Motability is an independent voluntary organisation that is responsible for the administration of the Motability contract hire scheme. My Department does not hold information on the number of Motability cars supplied in the past three years. That information may be obtained directly from Motability.
In the past five years, my Department transferred the following amounts to the Motability scheme: in 2006-07, the figure was £600,000; in 2007-08, it was £861,000; in 2008-09, it transferred £1,097,000; in 2009-2010, the figure dropped slightly to £1,058,000; and for 2010-11, it was £1,003,000. That gives us some indication of the scale of the Motability scheme in Northern Ireland.
I thank the Minister for his answer. Obviously, proposed changes to disability living allowance (DLA) will have an impact across the entire system, including Motability. Will the Minister outline what changes are being made to disability living allowance by the introduction of personal independence payments?
It is proposed that the personal independence payment will replace DLA for working age claimants from 2013-14, and it will be payable to people in and out of work.
Personal independence payments will be available to people who have a long-term health condition or impairment and will be closely targeted at disabled people in greatest need, supporting those who encounter the greatest difficulties in leading full and independent lives. There will be two components: a mobility component based on an individual’s ability to move around and a daily living component based on an individual’s ability to carry out a range of key everyday activities.
Entitlement will depend on the outcome of a new objective assessment, which will use evidence from claimants, independent healthcare professionals and other support workers to deliver more consistent outcomes and greater transparency for individuals. A number of current Northern Ireland DLA cases are being used in the development of the new assessment criteria, and those in the most difficult circumstances will continue to be supported by special rules for terminally ill people.
The Department for Work and Pensions Minister with responsibility for disability, Maria Miller, is in Northern Ireland tomorrow, and I will be meeting her to highlight the particular impacts that could potentially be felt by people in Northern Ireland as a result of the changes.

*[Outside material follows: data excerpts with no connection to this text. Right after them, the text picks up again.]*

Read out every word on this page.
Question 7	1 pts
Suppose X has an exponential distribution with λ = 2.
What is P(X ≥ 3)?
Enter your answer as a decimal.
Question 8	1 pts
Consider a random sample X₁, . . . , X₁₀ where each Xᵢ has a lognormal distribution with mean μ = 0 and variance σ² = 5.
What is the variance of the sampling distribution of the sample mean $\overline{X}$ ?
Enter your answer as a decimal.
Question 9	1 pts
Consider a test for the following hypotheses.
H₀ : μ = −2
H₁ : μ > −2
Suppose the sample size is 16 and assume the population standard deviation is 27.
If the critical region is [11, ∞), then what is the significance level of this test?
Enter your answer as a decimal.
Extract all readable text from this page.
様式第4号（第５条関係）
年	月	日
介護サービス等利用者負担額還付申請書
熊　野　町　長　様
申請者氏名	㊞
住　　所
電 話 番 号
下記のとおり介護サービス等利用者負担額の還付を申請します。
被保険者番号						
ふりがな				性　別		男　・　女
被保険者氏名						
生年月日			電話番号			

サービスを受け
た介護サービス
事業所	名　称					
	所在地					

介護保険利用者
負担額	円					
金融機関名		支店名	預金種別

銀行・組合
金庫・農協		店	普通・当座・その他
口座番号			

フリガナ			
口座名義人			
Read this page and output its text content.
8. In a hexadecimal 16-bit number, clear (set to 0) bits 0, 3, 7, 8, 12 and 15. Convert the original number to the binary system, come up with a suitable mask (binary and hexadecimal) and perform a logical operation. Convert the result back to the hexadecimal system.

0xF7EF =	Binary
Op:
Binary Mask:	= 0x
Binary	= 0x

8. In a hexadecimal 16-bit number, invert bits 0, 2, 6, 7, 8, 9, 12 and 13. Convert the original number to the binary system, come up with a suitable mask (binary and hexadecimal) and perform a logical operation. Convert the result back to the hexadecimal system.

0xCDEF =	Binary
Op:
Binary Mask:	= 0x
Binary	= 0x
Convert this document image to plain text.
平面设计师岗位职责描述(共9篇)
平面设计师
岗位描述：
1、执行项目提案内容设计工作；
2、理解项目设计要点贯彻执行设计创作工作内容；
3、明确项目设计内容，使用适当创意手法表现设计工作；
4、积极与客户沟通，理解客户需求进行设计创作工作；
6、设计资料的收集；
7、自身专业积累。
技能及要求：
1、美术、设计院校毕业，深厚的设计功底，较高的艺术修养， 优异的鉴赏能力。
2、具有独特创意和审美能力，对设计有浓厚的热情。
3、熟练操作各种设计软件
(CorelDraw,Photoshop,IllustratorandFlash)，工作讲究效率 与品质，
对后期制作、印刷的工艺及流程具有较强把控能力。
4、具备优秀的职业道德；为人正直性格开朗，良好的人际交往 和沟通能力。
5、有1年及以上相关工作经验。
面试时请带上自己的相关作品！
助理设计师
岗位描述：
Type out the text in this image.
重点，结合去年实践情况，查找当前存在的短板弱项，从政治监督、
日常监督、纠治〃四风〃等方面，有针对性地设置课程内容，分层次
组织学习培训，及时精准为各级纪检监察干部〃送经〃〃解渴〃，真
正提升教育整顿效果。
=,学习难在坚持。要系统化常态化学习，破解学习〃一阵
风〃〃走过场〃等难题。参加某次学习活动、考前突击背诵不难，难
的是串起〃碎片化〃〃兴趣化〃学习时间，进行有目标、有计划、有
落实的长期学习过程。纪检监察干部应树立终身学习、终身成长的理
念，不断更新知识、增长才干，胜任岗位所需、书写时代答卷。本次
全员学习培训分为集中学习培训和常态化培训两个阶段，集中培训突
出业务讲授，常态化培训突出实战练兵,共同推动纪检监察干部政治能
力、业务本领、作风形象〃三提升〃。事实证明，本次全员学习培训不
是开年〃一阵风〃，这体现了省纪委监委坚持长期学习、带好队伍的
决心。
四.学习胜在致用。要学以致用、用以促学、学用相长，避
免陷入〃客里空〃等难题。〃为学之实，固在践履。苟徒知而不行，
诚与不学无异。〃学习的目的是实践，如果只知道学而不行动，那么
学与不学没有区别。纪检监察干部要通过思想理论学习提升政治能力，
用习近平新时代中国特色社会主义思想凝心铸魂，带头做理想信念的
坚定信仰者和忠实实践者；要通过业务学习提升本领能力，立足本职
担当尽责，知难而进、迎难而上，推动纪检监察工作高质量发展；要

Go raibh maith agat, a Cheann Comhairle. Does the Minister agree that the intention of the present assessment of DLA and of the proposed changes to DLA in the welfare reform legislation is to move as many people as possible off that benefit and that that will have a knock-on impact on the supply on much-needed forms of transport?
The Member is getting to the heart of the whole issue of welfare reform. I believe very much that there is a need for a reform of the welfare system, but that is not the same as welfare reform as envisaged by the coalition Government at Westminster.
There are certain things in the proposals around universal credit that are good, such as facilitating people back into work and removing the benefit trap, and we should recognise that. However, there are other things that are quite clearly intended by the coalition Government to be a cost-saving exercise. Removing those people from the benefit system is clearly a cost-saving measure on the part of the Government.
The Department’s role in the scheme is to provide the funding. It is a privately run scheme, and it certainly brings benefit to the individuals who receive the vehicles. I do not know what the outcome regarding the scheme will be in the longer term. We will have to wait and see. There have been examples of certain abuses of the system. We are all only too well aware of that, and it is something that needs to be borne in mind. However, in any system, you will always find people who are willing to abuse it.